Committee chairwoman Susan Brice said the CRD’s position on ditch maintenance and mosquito control “has been nailed down” and anxiety in the community could be lessened by reaffirming that fact.

The public consultation over the park’s future, which included an open house, a tour and hard copy and online opinion surveys, sought input from a variety of groups, including Tsawout First Nations, neighbours, conservationists, kayakers, dog walkers and other recreational users.

Neighbours were vocal about the need to continue maintenance of the ditches and mosquito control, while a large number of others wanted to see those programs discontinued.

Some said that draining the ditches was not in keeping with regional conservation area classification and designation as an important bird area.

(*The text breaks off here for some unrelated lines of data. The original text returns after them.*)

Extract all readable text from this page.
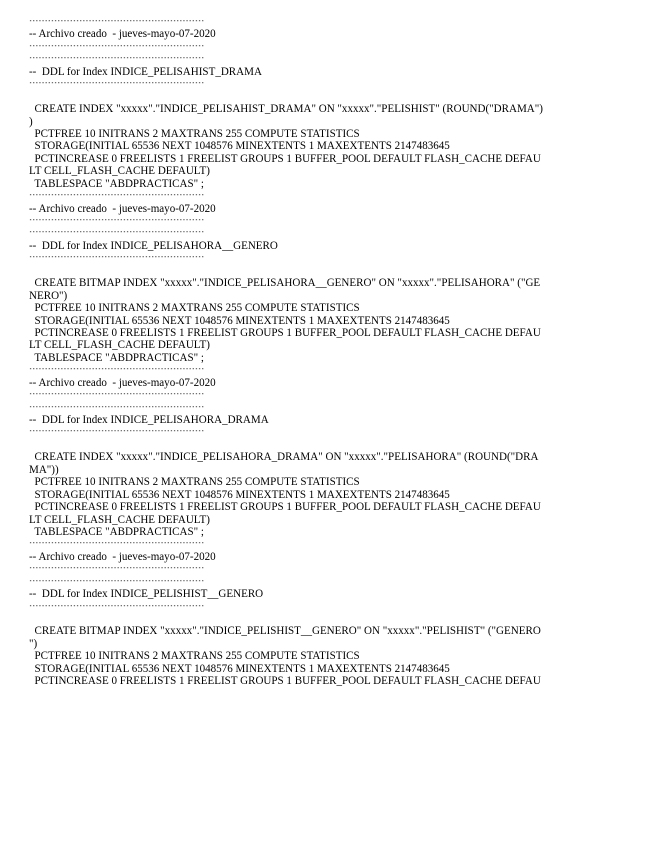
--------------------------------------------------------
-- Archivo creado  - jueves-mayo-07-2020
--------------------------------------------------------
--------------------------------------------------------
--  DDL for Index INDICE_PELISAHIST_DRAMA
--------------------------------------------------------
CREATE INDEX "xxxxx"."INDICE_PELISAHIST_DRAMA" ON "xxxxx"."PELISHIST" (ROUND("DRAMA")
)
PCTFREE 10 INITRANS 2 MAXTRANS 255 COMPUTE STATISTICS
STORAGE(INITIAL 65536 NEXT 1048576 MINEXTENTS 1 MAXEXTENTS 2147483645
PCTINCREASE 0 FREELISTS 1 FREELIST GROUPS 1 BUFFER_POOL DEFAULT FLASH_CACHE DEFAU
LT CELL_FLASH_CACHE DEFAULT)
TABLESPACE "ABDPRACTICAS" ;
--------------------------------------------------------
-- Archivo creado  - jueves-mayo-07-2020
--------------------------------------------------------
--------------------------------------------------------
--  DDL for Index INDICE_PELISAHORA__GENERO
--------------------------------------------------------
CREATE BITMAP INDEX "xxxxx"."INDICE_PELISAHORA__GENERO" ON "xxxxx"."PELISAHORA" ("GE
NERO")
PCTFREE 10 INITRANS 2 MAXTRANS 255 COMPUTE STATISTICS
STORAGE(INITIAL 65536 NEXT 1048576 MINEXTENTS 1 MAXEXTENTS 2147483645
PCTINCREASE 0 FREELISTS 1 FREELIST GROUPS 1 BUFFER_POOL DEFAULT FLASH_CACHE DEFAU
LT CELL_FLASH_CACHE DEFAULT)
TABLESPACE "ABDPRACTICAS" ;
--------------------------------------------------------
-- Archivo creado  - jueves-mayo-07-2020
--------------------------------------------------------
--------------------------------------------------------
--  DDL for Index INDICE_PELISAHORA_DRAMA
--------------------------------------------------------
CREATE INDEX "xxxxx"."INDICE_PELISAHORA_DRAMA" ON "xxxxx"."PELISAHORA" (ROUND("DRA
MA"))
PCTFREE 10 INITRANS 2 MAXTRANS 255 COMPUTE STATISTICS
STORAGE(INITIAL 65536 NEXT 1048576 MINEXTENTS 1 MAXEXTENTS 2147483645
PCTINCREASE 0 FREELISTS 1 FREELIST GROUPS 1 BUFFER_POOL DEFAULT FLASH_CACHE DEFAU
LT CELL_FLASH_CACHE DEFAULT)
TABLESPACE "ABDPRACTICAS" ;
--------------------------------------------------------
-- Archivo creado  - jueves-mayo-07-2020
--------------------------------------------------------
--------------------------------------------------------
--  DDL for Index INDICE_PELISHIST__GENERO
--------------------------------------------------------
CREATE BITMAP INDEX "xxxxx"."INDICE_PELISHIST__GENERO" ON "xxxxx"."PELISHIST" ("GENERO
")
PCTFREE 10 INITRANS 2 MAXTRANS 255 COMPUTE STATISTICS
STORAGE(INITIAL 65536 NEXT 1048576 MINEXTENTS 1 MAXEXTENTS 2147483645
PCTINCREASE 0 FREELISTS 1 FREELIST GROUPS 1 BUFFER_POOL DEFAULT FLASH_CACHE DEFAU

Draining could lead to the introduction of potentially invasive species whereas allowing it to revert back to a natural wetland would support native vegetation.

Mosquitoes, they say, are an integral part of the natural food chain.

Conservationists would also like to see the existing ocean berm that keeps out salt water removed.

“If we flood our lands, we’re going to flood the whole neighbourhood and we’re going to create the primo mosquito habitat and absolutely ruin the lives of our neighbours in Central Saanich,” Hicks said, adding the CRD should brush and mow the ditches to make for easy maintenance.

“By doing so, we would create 31Ú2 kilometres of absolutely fantastic walking trails,” said Hicks, who recently toured the park.

Dan van Stolk, whose one-acre property adjoins the park, urged committee members to repair the “natural” sand berm in the north end of the park. The berm has been damaged by storms.

“The next high tide coupled with a winter storm could easily cause flooding to the park area and beyond, inundating the park as it did in 1987,” he said.

Flooding the land with salt water would kill most of the freshwater vegetation, flood agricultural land, create enormous cleanup costs, reduce public recreation and mean repairs to trails and other amenities, he said.

Hicks argued the berm should be repaired and the committee asked for a report from staff.

The committee also tabled consideration of the draft management plan to give staff time to do more work and bring a completed plan back for consideration in 2015.

Island View Beach, with 1.3 kilometres of coastline, attracts thousands of visitors each year, and is one of the region’s most popular parks.

The CRD-operated campground in the park has 18 beachfront sites for recreational vehicles, along with five tent-trailer sites and 24 tent sites in the trees.